Whether the Google Disavow Links tool is a good or a bad thing, it doesn’t matter. There will be a enough published recoveries to get penalized webmasters salivating. Tin Foil Hat Time…
Machine Learning
reCaptcha, as I understand it, is an exercise in machine learning. The machine uses image recognition to assign a confidence value to some image (in this case text). reCaptcha then uses humans to improve the algorithm, by having them enter the images of text as they read them. Typically this will be the same, or similar to, what the machine thinks. This data is then fed back into the OCR program.
I think spam flags might work in a similar way. The Disavow links tool is an excellent way to collect data which would allow Google to improve the algorithmic detection of spam – the webmasters improving the machine confidence that certain types of links are less-than-kosher. Some webmasters are probably thinking “damn, I’m not dumb enough to fall for that one!”, and they’re right ; they aren’t going to fall for it. But they might fall prey to it.
Imagine there are 3 types of spammier linkbuilding tactics being employed by three different webmasters. Of the three tactics, there is a small, medium and large risk associated. Webmaster A happens to be using the low risk method. She knows the other webmasters have been penalized, but as she has not suffered a penalty, sees no reason to disavow her links. Webmasters B and C have been using all three tactics, and have been algorithmically penalized. Not knowing how to recover (“I’ve got nothing to lose but my sweet, sweet adsense revenue!”), they submit links from all three methods – increasing the future risk factor associated for all of them.
- Not all spam will get you penalized.
- If you are penalized and don’t know what form of spam caused it, you’ll have ideas of what could have.
- There is a cautious way to approach this tool when penalized, but enough people will use a shotgun approach that you might as well too.
The effect of submission apparently isn’t overnight. I don’t see a reason why Google couldn’t crawl those links pretty much right away – but not doing so has a helpful consequence. The associated wait will cause webmasters to use a “more is more” approach to submission. Agencies will get itchy. Why risk only submitting the stuff you’re certain Google can tell is bad, when it might not get you recovered? “It’s safest to confess”, unless you want to wait a few weeks/undisclosed to see if you’re still on the naughty list. If you aren’t under penalty but have a high proportion of questionable links to your domain then it’s reasonable to be worried right now. If you can afford to do so, have your spam categorized and when it comes to submission time, don’t submit it all at once – some of it just might be helping you rank (for now). The likelihood is that the proportion of your links that are helping you to rank now is going to get smaller.

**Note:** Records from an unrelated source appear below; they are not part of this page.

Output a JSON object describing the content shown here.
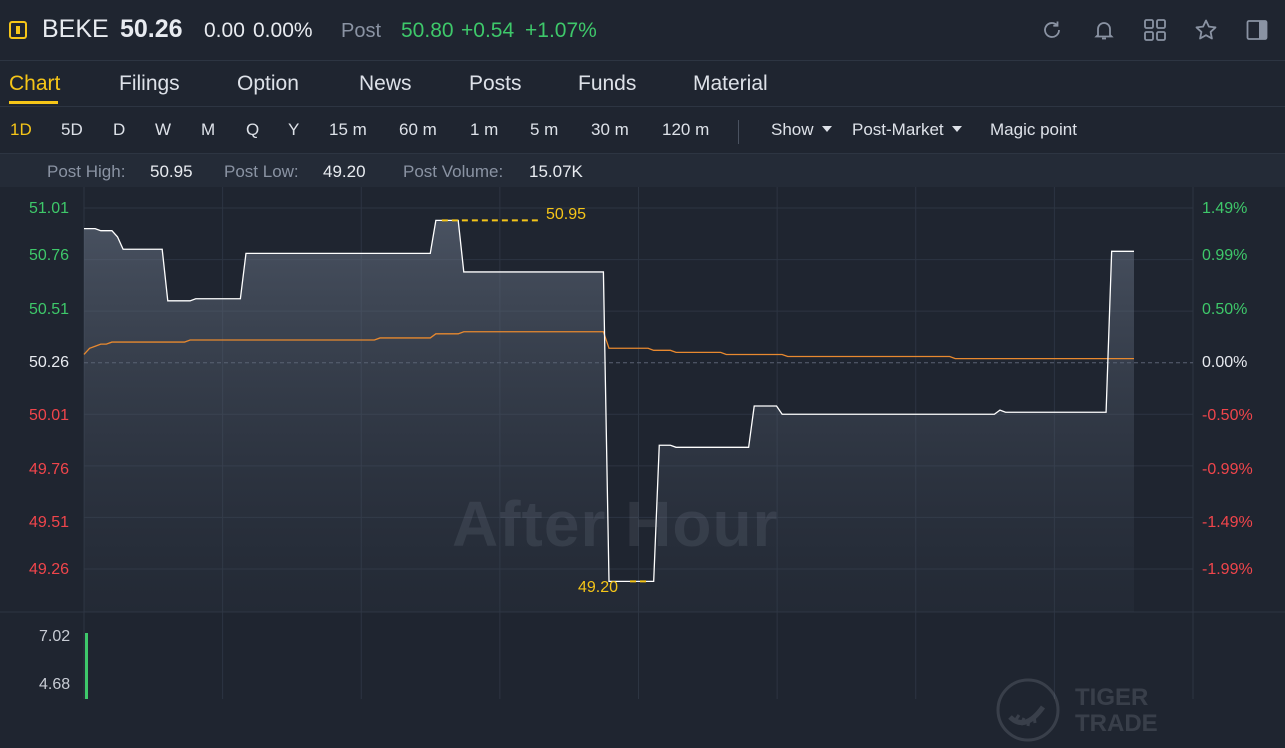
{
  "header": {
    "ticker": "BEKE",
    "price": "50.26",
    "change": "0.00",
    "change_pct": "0.00%",
    "post_label": "Post",
    "post_price": "50.80",
    "post_change": "+0.54",
    "post_change_pct": "+1.07%",
    "icons": [
      "refresh-icon",
      "bell-icon",
      "grid-icon",
      "star-icon",
      "panel-icon"
    ]
  },
  "tabs": [
    "Chart",
    "Filings",
    "Option",
    "News",
    "Posts",
    "Funds",
    "Material"
  ],
  "active_tab": "Chart",
  "periods": [
    "1D",
    "5D",
    "D",
    "W",
    "M",
    "Q",
    "Y",
    "15 m",
    "60 m",
    "1 m",
    "5 m",
    "30 m",
    "120 m"
  ],
  "active_period": "1D",
  "controls": {
    "show": "Show",
    "session": "Post-Market",
    "magic": "Magic point"
  },
  "info": {
    "high_label": "Post High:",
    "high_value": "50.95",
    "low_label": "Post Low:",
    "low_value": "49.20",
    "volume_label": "Post Volume:",
    "volume_value": "15.07K"
  },
  "watermark": "After Hour",
  "brand_watermark": {
    "line1": "TIGER",
    "line2": "TRADE"
  },
  "colors": {
    "accent": "#f5c518",
    "up": "#3ec86a",
    "down": "#f0454b",
    "avg_line": "#e8892f",
    "price_line": "#ffffff",
    "background": "#1f2530"
  },
  "chart_data": {
    "type": "line",
    "ylim": [
      49.13,
      51.01
    ],
    "base_price": 50.26,
    "y_ticks_left": [
      "51.01",
      "50.76",
      "50.51",
      "50.26",
      "50.01",
      "49.76",
      "49.51",
      "49.26"
    ],
    "y_ticks_right": [
      "1.49%",
      "0.99%",
      "0.50%",
      "0.00%",
      "-0.50%",
      "-0.99%",
      "-1.49%",
      "-1.99%"
    ],
    "high_marker": "50.95",
    "low_marker": "49.20",
    "series": [
      {
        "values": [
          50.91,
          50.91,
          50.91,
          50.9,
          50.9,
          50.9,
          50.87,
          50.81,
          50.81,
          50.81,
          50.81,
          50.81,
          50.81,
          50.81,
          50.81,
          50.56,
          50.56,
          50.56,
          50.56,
          50.56,
          50.57,
          50.57,
          50.57,
          50.57,
          50.57,
          50.57,
          50.57,
          50.57,
          50.57,
          50.79,
          50.79,
          50.79,
          50.79,
          50.79,
          50.79,
          50.79,
          50.79,
          50.79,
          50.79,
          50.79,
          50.79,
          50.79,
          50.79,
          50.79,
          50.79,
          50.79,
          50.79,
          50.79,
          50.79,
          50.79,
          50.79,
          50.79,
          50.79,
          50.79,
          50.79,
          50.79,
          50.79,
          50.79,
          50.79,
          50.79,
          50.79,
          50.79,
          50.79,
          50.95,
          50.95,
          50.95,
          50.95,
          50.95,
          50.7,
          50.7,
          50.7,
          50.7,
          50.7,
          50.7,
          50.7,
          50.7,
          50.7,
          50.7,
          50.7,
          50.7,
          50.7,
          50.7,
          50.7,
          50.7,
          50.7,
          50.7,
          50.7,
          50.7,
          50.7,
          50.7,
          50.7,
          50.7,
          50.7,
          50.7,
          49.2,
          49.2,
          49.2,
          49.2,
          49.2,
          49.2,
          49.2,
          49.2,
          49.2,
          49.86,
          49.86,
          49.86,
          49.85,
          49.85,
          49.85,
          49.85,
          49.85,
          49.85,
          49.85,
          49.85,
          49.85,
          49.85,
          49.85,
          49.85,
          49.85,
          49.85,
          50.05,
          50.05,
          50.05,
          50.05,
          50.05,
          50.01,
          50.01,
          50.01,
          50.01,
          50.01,
          50.01,
          50.01,
          50.01,
          50.01,
          50.01,
          50.01,
          50.01,
          50.01,
          50.01,
          50.01,
          50.01,
          50.01,
          50.01,
          50.01,
          50.01,
          50.01,
          50.01,
          50.01,
          50.01,
          50.01,
          50.01,
          50.01,
          50.01,
          50.01,
          50.01,
          50.01,
          50.01,
          50.01,
          50.01,
          50.01,
          50.01,
          50.01,
          50.01,
          50.01,
          50.03,
          50.02,
          50.02,
          50.02,
          50.02,
          50.02,
          50.02,
          50.02,
          50.02,
          50.02,
          50.02,
          50.02,
          50.02,
          50.02,
          50.02,
          50.02,
          50.02,
          50.02,
          50.02,
          50.02,
          50.8,
          50.8,
          50.8,
          50.8,
          50.8
        ]
      },
      {
        "values": [
          50.3,
          50.33,
          50.34,
          50.35,
          50.35,
          50.36,
          50.36,
          50.36,
          50.36,
          50.36,
          50.36,
          50.36,
          50.36,
          50.36,
          50.36,
          50.36,
          50.36,
          50.36,
          50.36,
          50.37,
          50.37,
          50.37,
          50.37,
          50.37,
          50.37,
          50.37,
          50.37,
          50.37,
          50.37,
          50.37,
          50.37,
          50.37,
          50.37,
          50.37,
          50.37,
          50.37,
          50.37,
          50.37,
          50.37,
          50.37,
          50.37,
          50.37,
          50.37,
          50.37,
          50.37,
          50.37,
          50.37,
          50.37,
          50.37,
          50.37,
          50.37,
          50.37,
          50.37,
          50.38,
          50.38,
          50.38,
          50.38,
          50.38,
          50.38,
          50.38,
          50.38,
          50.38,
          50.38,
          50.4,
          50.4,
          50.4,
          50.4,
          50.4,
          50.41,
          50.41,
          50.41,
          50.41,
          50.41,
          50.41,
          50.41,
          50.41,
          50.41,
          50.41,
          50.41,
          50.41,
          50.41,
          50.41,
          50.41,
          50.41,
          50.41,
          50.41,
          50.41,
          50.41,
          50.41,
          50.41,
          50.41,
          50.41,
          50.41,
          50.41,
          50.33,
          50.33,
          50.33,
          50.33,
          50.33,
          50.33,
          50.33,
          50.33,
          50.32,
          50.32,
          50.32,
          50.32,
          50.31,
          50.31,
          50.31,
          50.31,
          50.31,
          50.31,
          50.31,
          50.31,
          50.31,
          50.3,
          50.3,
          50.3,
          50.3,
          50.3,
          50.3,
          50.3,
          50.3,
          50.3,
          50.3,
          50.3,
          50.29,
          50.29,
          50.29,
          50.29,
          50.29,
          50.29,
          50.29,
          50.29,
          50.29,
          50.29,
          50.29,
          50.29,
          50.29,
          50.29,
          50.29,
          50.29,
          50.29,
          50.29,
          50.29,
          50.29,
          50.29,
          50.29,
          50.29,
          50.29,
          50.29,
          50.29,
          50.29,
          50.29,
          50.29,
          50.29,
          50.28,
          50.28,
          50.28,
          50.28,
          50.28,
          50.28,
          50.28,
          50.28,
          50.28,
          50.28,
          50.28,
          50.28,
          50.28,
          50.28,
          50.28,
          50.28,
          50.28,
          50.28,
          50.28,
          50.28,
          50.28,
          50.28,
          50.28,
          50.28,
          50.28,
          50.28,
          50.28,
          50.28,
          50.28,
          50.28,
          50.28,
          50.28,
          50.28
        ]
      }
    ],
    "volume_ticks": [
      "7.02",
      "4.68"
    ],
    "volume_bars": [
      7.02
    ]
  }
}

Submissions at Scale (For Whatever Reason)
Firstly, what Google knows and what Google tells you it knows is different. It would be nice if they gave you every link they’ve crawled in the wild, but they won’t. Telling Google you know more than this (by submitting from other indexes besides Webmaster Tools) may not be the best idea since it indicates you might be in the business of SERP manipulation (another spam flag). But this doesn’t matter, because other people will. Just consider the scale of submissions that will be coming from agencies with penalized clients. Nice human flagged examples of manipulative link practices. Think of all the smart people testing the tool (using Xrumer/whatever for temporary rankings to see if they can disavow before a penalty is incurred). The majority of testing will be on links that are clearly, and obviously risky. But for the minority; Dwarves always dig too deep. Result : Algo gets smarter. This isn’t strictly a prisoners dilemma (or a bad thing), but it certainly feels like one.
I didn’t do any reading on this. Sorry if this is just added more noise.
That’s what I said when I first heard about it: https://twitter.com/SemMetric/status/258308110039523329
Of course the effect won’t be overnight, it would make it way too easy to reverse engineer. Google may still crawl them earlier, but the effect will be delayed.
Nice round up of the disavowel tool. Heard a few people get one keyword penalised, afraid to submit recon for that because then Google might realise that their whole backlink profile is span! So disavow could go the same way!